Dois sargentos da Marinha do Brasil foram condenados à pena de um ano de reclusão pelo crime de peculato-furto, conforme o artigo 303 do Código Penal Militar (CPM). Os dois foram julgados no Superior Tribunal Militar (STM) depois de um recurso de apelação interposto pela defesa.
Na sessão plenária que avaliou o caso, a Corte de segunda instância entendeu que os acusados causaram um dano de ordem moral expressivo ao retirar alimentos do paiol de gêneros da unidade militar em que serviam e esconder os produtos em seus veículos particulares.

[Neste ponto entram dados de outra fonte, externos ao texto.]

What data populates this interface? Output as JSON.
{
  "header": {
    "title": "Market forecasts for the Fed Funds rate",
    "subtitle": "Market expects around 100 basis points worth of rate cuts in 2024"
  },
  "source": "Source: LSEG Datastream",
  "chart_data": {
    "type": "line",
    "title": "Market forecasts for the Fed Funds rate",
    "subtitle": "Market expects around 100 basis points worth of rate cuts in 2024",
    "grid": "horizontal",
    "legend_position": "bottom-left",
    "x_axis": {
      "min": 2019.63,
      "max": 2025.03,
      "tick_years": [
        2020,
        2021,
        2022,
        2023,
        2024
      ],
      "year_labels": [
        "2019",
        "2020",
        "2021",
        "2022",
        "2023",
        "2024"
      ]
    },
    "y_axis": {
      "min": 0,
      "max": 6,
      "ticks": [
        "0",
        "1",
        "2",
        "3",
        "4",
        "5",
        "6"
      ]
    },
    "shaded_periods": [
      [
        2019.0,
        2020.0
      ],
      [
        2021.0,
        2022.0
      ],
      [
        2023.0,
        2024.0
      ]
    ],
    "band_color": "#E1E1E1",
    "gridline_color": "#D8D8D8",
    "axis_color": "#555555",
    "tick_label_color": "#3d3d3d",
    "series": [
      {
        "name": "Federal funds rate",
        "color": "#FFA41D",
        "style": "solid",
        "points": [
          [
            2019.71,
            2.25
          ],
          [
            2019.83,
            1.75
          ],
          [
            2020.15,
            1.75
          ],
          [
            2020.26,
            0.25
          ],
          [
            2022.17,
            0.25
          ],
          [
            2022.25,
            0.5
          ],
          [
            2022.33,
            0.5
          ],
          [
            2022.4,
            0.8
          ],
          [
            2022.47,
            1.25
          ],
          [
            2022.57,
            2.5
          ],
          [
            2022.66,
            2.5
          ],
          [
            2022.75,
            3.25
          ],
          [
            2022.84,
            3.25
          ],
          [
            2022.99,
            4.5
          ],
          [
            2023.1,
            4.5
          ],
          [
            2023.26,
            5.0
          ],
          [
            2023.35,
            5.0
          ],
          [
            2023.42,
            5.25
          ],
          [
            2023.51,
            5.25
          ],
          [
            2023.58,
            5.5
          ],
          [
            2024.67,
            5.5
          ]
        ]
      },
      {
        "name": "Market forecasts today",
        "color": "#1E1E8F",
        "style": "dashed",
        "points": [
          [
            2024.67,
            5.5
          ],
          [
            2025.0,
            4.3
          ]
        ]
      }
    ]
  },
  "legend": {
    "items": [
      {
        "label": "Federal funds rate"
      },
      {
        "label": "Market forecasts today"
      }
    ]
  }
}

Os militares que respondem ao processo são da reserva remunerada e trabalhavam no rancho do Arsenal de Marinha do Rio de Janeiro como cozinheiros. Eles foram contratados na modalidade prestador de Tarefa por Tempo Certo (TTC) e, por causa da função que exerciam, possuíam acesso não só ao rancho, mas também aos locais onde os alimentos ficavam armazenados.
No dia dos fatos, os militares do Arsenal de Marinha receberam uma delação anônima que dizia existir “gatos” - expressão usada para designar furto dentro do quartel - em veículos estacionados na Organização Militar. Após a revista, foram encontrados gêneros alimentícios diversos acondicionados em mochilas guardadas nos veículos dos réus.
Os sargentos negaram as acusações durante todo o andamento processual, mas o Conselho Permanente de Justiça para a Marinha, ao julgar os militares em setembro de 2018, entendeu que ambos cometeram o crime de peculato-furto. Por causa de tal delito, eles foram condenados a uma pena de um ano de reclusão, com o benefício do sursis pelo prazo de dois anos, regime aberto e direito de recorrer em liberdade.
Foi contra essa decisão que a Defensoria Pública da União (DPU) interpôs recurso de apelação junto ao STM. A defesa pediu a absolvição dos acusados com o argumento de não haver provas suficientes para a condenação. Também usou como tese o princípio da insignificância, em analogia aos delitos de descaminho, quando o valor não ultrapassar o teto de cobrança da dívida ativa. Por fim, sustentou a desclassificação do delito de peculato-furto para o furto privilegiado e, ainda, pediu que em caso de condenação a pena fosse aplicada no patamar mínimo.
Já o Ministério Público Militar (MPM), responsável por oferecer a denúncia perante a 1ª Auditoria da 1ª Circunscrição Judiciária Militar (CJM), reforçou que o acesso ao local de armazenamento dos itens retirados era facilitado em função das atividades diárias exercidas pelos denunciados. A acusação frisou que embora os mesmos tenham dito que os gêneros alimentícios encontrados constituíam sobras, os itens apreendidos não se enquadravam nessa condição, motivo pelo qual deveriam responder pelo crime de peculato-furto.
Bem não pode ser considerado juridicamente irrelevante
Um dos argumentos apresentados pela DPU para basear o pedido de absolvição dos réus foi o princípio da insignificância, visto que somados os gêneros encontrados nas mochilas alcançaram um valor de cerca de R$ 700.
Com relação a esse pedido, o ministro relator do processo no STM, Carlos Augusto de Sousa, entendeu que o valor dos objetos materiais do delito representa 84% do salário mínimo vigente à época dos fatos, não sendo, portanto, desprezível. O magistrado ressaltou ainda que o caso avaliado trata-se de crime pluriofensivo, isso porque os bens jurídicos tutelados são a regularidade e probidade administrativa, bem como o patrimônio público ou particular.
Assim, a objetividade jurídica de maior relevância não é tanto a defesa dos bens da Administração, mas o interesse do Estado, no sentido de zelar pela probidade e fidelidade na administração. “O dano, mais do que material, é fundamentalmente de ordem moral, sendo sobremodo expressivo na caserna”, frisou.
O ministro informou ainda que não era possível falar em desclassificação da figura do peculato-furto para o furto privilegiado, na medida em que os réus eram militares da reserva remunerada, na condição de TTC e realizavam serviço para o rancho quando tentaram subtrair os gêneros alimentícios pertencentes à Organização Militar.
“Assim, serviram-se das facilidades decorrentes das suas funções, independentemente de terem ou não a posse ou a detenção da coisa subtraída. Tal condição inviabiliza a desclassificação, visto que essa elementar somente é requerida para os tipos penais de peculato-apropriação ou o peculato-desvio”, finalizou o magistrado.
Com base nos argumentos elencados em seu voto, o ministro decidiu manter a sentença condenatória de primeira instância nos mesmos moldes.